Quand le traumatisme devient de l’art

Les actes innommables de Nancy Princenthal explorent les liens entre la violence et le silence, l’art et la terreur, et comment les femmes pionnières en ont fait un art.

Les lignes les plus révélatrices du nouveau livre essentiel de Nancy Princenthal, Unspeakable Acts : Women, Art, and Sexual Violence in the 1970s, are those that frame the two words of its title with context, complexity, and nuance.

Référence à plusieurs passages de son premier chapitre, « Le langage corporel« , qui explore le lien entre la violence et le silence – le silence traumatisant imposé par la violence à sa victime – qui rend les « actes innommables » à la fois littéral et figuré.

Princenthal s’inspire d’un éventail de sources historiques, critiques, psychologiques et philosophiques, de penseurs comme Judith Butler, Terry Eagleton, Judith Herman, Elaine Scarry, Edmund Burke et J. L. Austin, offrant des nuances de sens aux concepts de langage, d’art, de douleur, de mal, de sublime.

Citant Butler, elle écrit que notre « sentiment d’identité est fondamentalement interpersonnel » – le langage étant inhérent à notre capacité à « nous définir par rapport aux autres ». Le crime de violence, selon les mots de Butler (tiré de Precarious Life : The Powers of Mourning and Violence, Verso, 2006) « est, toujours, une exploitation de ce lien primaire« .

Le récit lucide et stimulant de Princenthal relate les efforts d’artistes et d’activistes (qui étaient souvent les mêmes) pour trouver  » le langage de la violence[comme] la première étape pour en atténuer les effets « . Commençant par l’art influencé par le féminisme de la deuxième vague, elle examine les interrogations sur l’agression et la victimisation par les générations successives, jusqu’à Carry That Weight (2014-15) d’Emma Sulkowicz – une performance dans laquelle l’artiste, alors étudiante de premier cycle à l’Université Columbia, traîne un matelas sur le campus après le refus des administrateurs universitaires de renvoyer la personne qu’elle accuse de viol.

Le fil conducteur de Princenthal est la boîte éthique dans laquelle se trouvent les artistes lorsqu’ils cherchent à répondre à de telles préoccupations :

S’il y a accord sur l’importance de l’expression partagée pour soulager les méfaits des agressions violentes, les arts visuels ont tendance à ébranler les hypothèses sur lesquelles ce consensus est atteint. Une équation reliant l’art et la terreur remonte au moins à Edmund Burke, qui a défini le sublime comme un mélange de beauté et de péril mortel. Les deux dépassent les mots. L’art, lui aussi, est – à son meilleur – hors de portée d’une simple traduction verbale.

La tentative d’aller au-delà de la verbalisation va dans les deux sens. Elle peut inviter à la transcendance de l’émotion muette, mais elle peut aussi courtiser le déraisonnable, le précipité de la violence.

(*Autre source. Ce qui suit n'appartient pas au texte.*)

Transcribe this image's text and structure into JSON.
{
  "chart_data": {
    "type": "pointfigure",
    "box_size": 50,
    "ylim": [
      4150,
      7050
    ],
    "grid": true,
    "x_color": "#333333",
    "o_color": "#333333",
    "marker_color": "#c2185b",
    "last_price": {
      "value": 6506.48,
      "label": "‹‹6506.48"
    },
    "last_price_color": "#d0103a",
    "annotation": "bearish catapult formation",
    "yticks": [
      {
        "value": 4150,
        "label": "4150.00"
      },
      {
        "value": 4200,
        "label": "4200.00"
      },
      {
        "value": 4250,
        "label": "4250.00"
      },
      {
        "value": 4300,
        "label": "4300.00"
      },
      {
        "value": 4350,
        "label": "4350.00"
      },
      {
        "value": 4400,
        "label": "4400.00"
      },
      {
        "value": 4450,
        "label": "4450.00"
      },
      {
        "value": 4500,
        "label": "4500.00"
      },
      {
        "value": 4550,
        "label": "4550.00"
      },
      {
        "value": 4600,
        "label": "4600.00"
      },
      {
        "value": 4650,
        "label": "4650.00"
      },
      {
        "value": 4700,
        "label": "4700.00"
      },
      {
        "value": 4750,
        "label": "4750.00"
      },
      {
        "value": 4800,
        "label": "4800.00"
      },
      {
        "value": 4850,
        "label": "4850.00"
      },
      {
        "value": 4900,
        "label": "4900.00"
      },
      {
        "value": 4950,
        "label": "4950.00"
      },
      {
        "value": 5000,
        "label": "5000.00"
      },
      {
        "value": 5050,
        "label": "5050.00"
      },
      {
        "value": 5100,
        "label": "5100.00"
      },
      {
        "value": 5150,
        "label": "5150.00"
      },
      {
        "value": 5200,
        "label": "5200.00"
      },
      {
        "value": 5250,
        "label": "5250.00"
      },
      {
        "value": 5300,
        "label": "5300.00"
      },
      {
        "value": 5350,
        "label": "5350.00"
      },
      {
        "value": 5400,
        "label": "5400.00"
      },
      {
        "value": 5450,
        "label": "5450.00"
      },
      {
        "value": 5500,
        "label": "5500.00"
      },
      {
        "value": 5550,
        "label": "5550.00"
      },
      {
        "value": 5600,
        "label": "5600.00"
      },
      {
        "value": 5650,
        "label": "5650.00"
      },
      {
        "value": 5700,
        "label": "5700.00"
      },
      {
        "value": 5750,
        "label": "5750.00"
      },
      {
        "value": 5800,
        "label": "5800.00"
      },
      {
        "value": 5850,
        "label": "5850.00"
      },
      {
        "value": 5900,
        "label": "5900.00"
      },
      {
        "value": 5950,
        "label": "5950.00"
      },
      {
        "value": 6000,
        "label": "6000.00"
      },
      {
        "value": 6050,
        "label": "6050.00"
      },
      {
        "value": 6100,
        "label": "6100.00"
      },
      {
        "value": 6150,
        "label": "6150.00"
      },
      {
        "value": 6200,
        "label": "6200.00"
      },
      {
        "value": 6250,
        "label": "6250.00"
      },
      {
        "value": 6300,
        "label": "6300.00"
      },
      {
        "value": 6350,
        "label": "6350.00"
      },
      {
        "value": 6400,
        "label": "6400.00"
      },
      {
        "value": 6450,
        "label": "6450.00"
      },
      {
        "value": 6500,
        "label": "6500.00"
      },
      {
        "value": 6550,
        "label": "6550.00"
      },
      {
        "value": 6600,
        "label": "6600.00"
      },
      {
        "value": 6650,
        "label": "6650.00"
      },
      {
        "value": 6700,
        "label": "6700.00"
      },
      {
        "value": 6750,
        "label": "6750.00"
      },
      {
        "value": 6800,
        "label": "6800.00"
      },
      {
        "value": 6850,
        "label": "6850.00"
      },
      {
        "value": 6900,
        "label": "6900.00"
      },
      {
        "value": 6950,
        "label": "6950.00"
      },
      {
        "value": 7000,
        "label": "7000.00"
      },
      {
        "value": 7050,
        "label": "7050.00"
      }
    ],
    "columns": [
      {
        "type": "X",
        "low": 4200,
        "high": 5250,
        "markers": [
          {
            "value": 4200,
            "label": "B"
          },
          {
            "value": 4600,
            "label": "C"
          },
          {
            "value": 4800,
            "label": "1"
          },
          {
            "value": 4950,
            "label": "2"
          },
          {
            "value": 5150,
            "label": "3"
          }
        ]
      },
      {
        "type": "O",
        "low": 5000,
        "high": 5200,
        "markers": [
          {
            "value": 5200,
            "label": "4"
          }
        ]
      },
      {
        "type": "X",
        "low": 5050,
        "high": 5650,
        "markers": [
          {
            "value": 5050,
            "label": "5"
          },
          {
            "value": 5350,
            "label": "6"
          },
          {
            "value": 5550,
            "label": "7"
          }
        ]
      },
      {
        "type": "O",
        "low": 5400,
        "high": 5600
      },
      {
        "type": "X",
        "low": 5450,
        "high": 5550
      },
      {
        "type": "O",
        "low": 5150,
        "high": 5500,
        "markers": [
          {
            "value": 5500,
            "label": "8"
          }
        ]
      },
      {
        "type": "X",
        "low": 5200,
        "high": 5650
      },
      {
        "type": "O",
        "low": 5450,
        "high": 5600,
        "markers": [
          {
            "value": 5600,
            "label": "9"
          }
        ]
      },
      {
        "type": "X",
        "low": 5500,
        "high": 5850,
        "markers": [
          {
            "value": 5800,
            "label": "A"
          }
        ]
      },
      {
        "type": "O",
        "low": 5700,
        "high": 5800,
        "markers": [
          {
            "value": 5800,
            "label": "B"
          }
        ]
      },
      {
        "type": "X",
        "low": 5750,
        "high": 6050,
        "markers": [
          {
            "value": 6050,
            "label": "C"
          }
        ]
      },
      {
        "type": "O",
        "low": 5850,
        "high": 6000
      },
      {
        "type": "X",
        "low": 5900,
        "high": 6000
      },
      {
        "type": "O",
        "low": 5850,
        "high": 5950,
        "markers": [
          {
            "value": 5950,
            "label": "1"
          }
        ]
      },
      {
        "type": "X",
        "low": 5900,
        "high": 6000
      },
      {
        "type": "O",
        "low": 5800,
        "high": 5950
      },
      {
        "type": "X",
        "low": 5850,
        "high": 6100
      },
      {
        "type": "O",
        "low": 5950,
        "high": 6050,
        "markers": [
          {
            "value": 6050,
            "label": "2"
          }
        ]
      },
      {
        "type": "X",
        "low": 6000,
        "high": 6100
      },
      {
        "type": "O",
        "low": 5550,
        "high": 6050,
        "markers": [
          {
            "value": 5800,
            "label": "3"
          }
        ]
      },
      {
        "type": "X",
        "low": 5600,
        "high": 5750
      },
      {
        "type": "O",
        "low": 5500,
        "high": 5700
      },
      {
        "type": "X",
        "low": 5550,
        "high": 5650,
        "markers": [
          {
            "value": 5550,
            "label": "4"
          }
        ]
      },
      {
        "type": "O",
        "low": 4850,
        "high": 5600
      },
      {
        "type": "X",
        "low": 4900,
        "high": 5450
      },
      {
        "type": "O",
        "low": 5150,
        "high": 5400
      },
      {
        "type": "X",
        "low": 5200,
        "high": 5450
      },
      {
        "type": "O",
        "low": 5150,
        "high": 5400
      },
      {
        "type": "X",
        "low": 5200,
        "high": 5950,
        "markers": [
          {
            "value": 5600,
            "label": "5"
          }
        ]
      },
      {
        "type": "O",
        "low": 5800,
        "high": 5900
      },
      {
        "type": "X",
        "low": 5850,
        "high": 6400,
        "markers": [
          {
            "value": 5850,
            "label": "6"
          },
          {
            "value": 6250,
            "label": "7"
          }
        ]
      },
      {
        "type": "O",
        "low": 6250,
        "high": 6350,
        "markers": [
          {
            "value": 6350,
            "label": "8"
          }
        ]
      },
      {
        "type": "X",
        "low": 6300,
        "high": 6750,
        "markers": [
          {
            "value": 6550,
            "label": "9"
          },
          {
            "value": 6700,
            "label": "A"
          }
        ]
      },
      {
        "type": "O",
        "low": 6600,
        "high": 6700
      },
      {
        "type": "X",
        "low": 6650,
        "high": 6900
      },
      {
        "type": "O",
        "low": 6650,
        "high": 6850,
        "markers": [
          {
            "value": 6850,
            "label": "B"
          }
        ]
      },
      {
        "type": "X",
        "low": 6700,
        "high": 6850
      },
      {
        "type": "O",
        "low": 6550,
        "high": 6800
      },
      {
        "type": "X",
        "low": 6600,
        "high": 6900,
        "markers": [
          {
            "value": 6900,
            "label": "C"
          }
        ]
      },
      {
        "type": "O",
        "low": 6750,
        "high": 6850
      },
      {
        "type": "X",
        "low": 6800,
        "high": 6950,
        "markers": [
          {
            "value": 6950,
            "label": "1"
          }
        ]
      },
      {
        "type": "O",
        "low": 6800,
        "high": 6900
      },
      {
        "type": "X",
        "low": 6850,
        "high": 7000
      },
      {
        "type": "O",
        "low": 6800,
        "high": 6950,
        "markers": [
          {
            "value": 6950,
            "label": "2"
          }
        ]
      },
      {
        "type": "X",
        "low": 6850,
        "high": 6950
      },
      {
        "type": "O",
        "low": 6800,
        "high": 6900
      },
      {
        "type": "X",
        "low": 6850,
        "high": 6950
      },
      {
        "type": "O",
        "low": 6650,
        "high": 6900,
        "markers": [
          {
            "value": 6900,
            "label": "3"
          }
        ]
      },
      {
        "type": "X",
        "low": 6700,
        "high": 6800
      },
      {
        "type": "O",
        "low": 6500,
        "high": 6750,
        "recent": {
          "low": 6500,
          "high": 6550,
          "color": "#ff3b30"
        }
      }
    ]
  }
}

Pour reprendre un concept de On Evil de Terry Eagleton (Yale, 2010), une autre référence de Princenthal, il est possible de considérer la notion bourgeoise de l’artiste-héros comme un exemple d' »autonomie pure » – l’incarnation de la liberté de la société et ses normes. Entièrement formé au XIXe siècle, avec des racines remontant jusqu’à Michel-Ange et fonctionnant toujours dans le mythe du néo-expressionnisme des années 1980, le génie de l’artiste-héros découle en partie de la volonté ou de la nécessité de violer le « lien primaire » de Butler et se distingue des simples mortels par son individualisme, imposant et tragique, quoique tragique. Ces acteurs sont les agents d’un changement artistique radical qui, par dessein, nous prive de notre complaisance. Mais dans sa démolition unilatérale de ses antécédents, il s’arroge aussi les termes du débat.

Essentiellement, l’autonomie de l’artiste flirte avec les libertés interdites et, comme le dit Eagleton, « l’autonomie pure est un rêve du mal ». Mais, interjecte Princenthal, l’art évite de glisser dans le côté obscur parce qu’il « est toujours modulé par la pensée – par une tentative d’intelligibilité ». La simple terreur bloque la compréhension. »

L’enfilage de cette aiguille permet un voyage fascinant à travers des formes d’expression sans cesse changeantes – les performances interactives de Yoko Ono et VALIE EXPORT ; les collages enflammés de Nancy Spero ; les autoportraits violents d’Ana Mendieta ; les identités présumées, masculines et féminines, d’Adrian Piper et Lynn Hershman Leeson ; les rituels de collaboration initiés par Judy Chicago, Miriam Shapiro, Suzanne Lacy, Leslie Labowitz et autres – dans lesquels l’artiste est rarement un observateur objectif de l’horreur personnelle, et parfois même une victime.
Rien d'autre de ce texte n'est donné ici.